- Occupations: Author, Educator, Strategic Intelligence Analyst
- Employer(s): Fellow of Intelligence and Middle East Affairs at the Eisenhower Institute
- Known for: Expertise in Middle East affairs, Founder of Feenjan – Israel Speaks Arabic
- Notable work: Inside the Middle East: Making Sense of the Most Dangerous and Complicated Region on Earth (2016); Separate and Unequal (1999) (co-author);
- Website: www.avimelamed.com

= Avi Melamed =

Israeli author and analyst

Avi Melamed (אבי מלמד) is an Israeli author, educator, and independent Middle East strategic intelligence analyst. Melamed is an author of two books entitled: Inside the Middle East: Making Sense of the Most Dangerous and Complicated Region on Earth (2016) and co-author of Separate and Unequal (1999).

==Career==
Melamed is a former senior official on Arab affairs and an Israeli intelligence official. He is an expert on current affairs in the Muslim and Arab society and their effect on the Middle East and Israel. He also serves as the Fellow of Intelligence and Middle East Affairs for the Eisenhower Institute.

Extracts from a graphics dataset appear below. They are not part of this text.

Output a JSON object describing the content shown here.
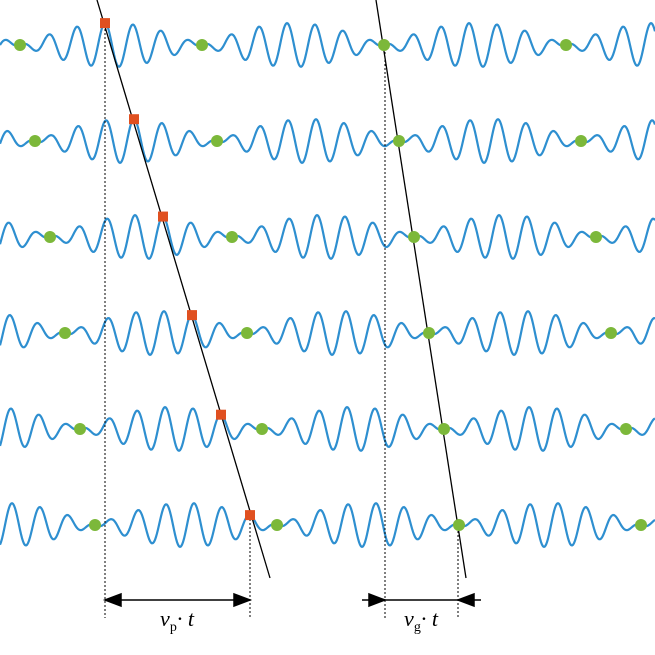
{
  "labels": [
    {
      "symbol": "v",
      "subscript": "p",
      "suffix": "· t"
    },
    {
      "symbol": "v",
      "subscript": "g",
      "suffix": "· t"
    }
  ]
}
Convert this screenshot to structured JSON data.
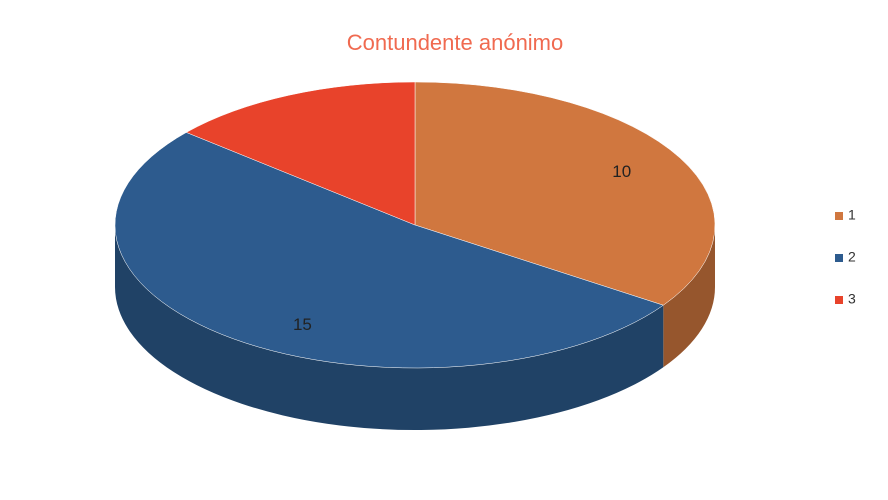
{
  "chart_data": {
    "type": "pie",
    "title": "Contundente anónimo",
    "categories": [
      "1",
      "2",
      "3"
    ],
    "values": [
      10,
      15,
      4
    ],
    "value_labels": [
      "10",
      "15",
      null
    ],
    "colors": [
      "#d0773f",
      "#2d5b8e",
      "#e8432b"
    ],
    "legend": "right"
  }
}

He has been involved in an array of intelligence field positions on behalf of Israeli government agencies and Israel Defense Forces.
Melamed is also known as the founder of Feenjan – Israel Speaks Arabic, an online medium for Arabs and Israelis to engage in various issues and discussions. The topics and discussions are centered on the latest trends of the Israeli culture and the Arab world in Arabic.

==Books==
- Inside the Middle East: Making Sense of the Most Dangerous and Complicated Region on Earth. Skyhorse Publishing. 2016. ISBN 9781634505727.
- Separate and Unequal: The Inside Story of Israeli Rule in East Jerusalem. Harvard University Press. 2001. ISBN 9780674005532.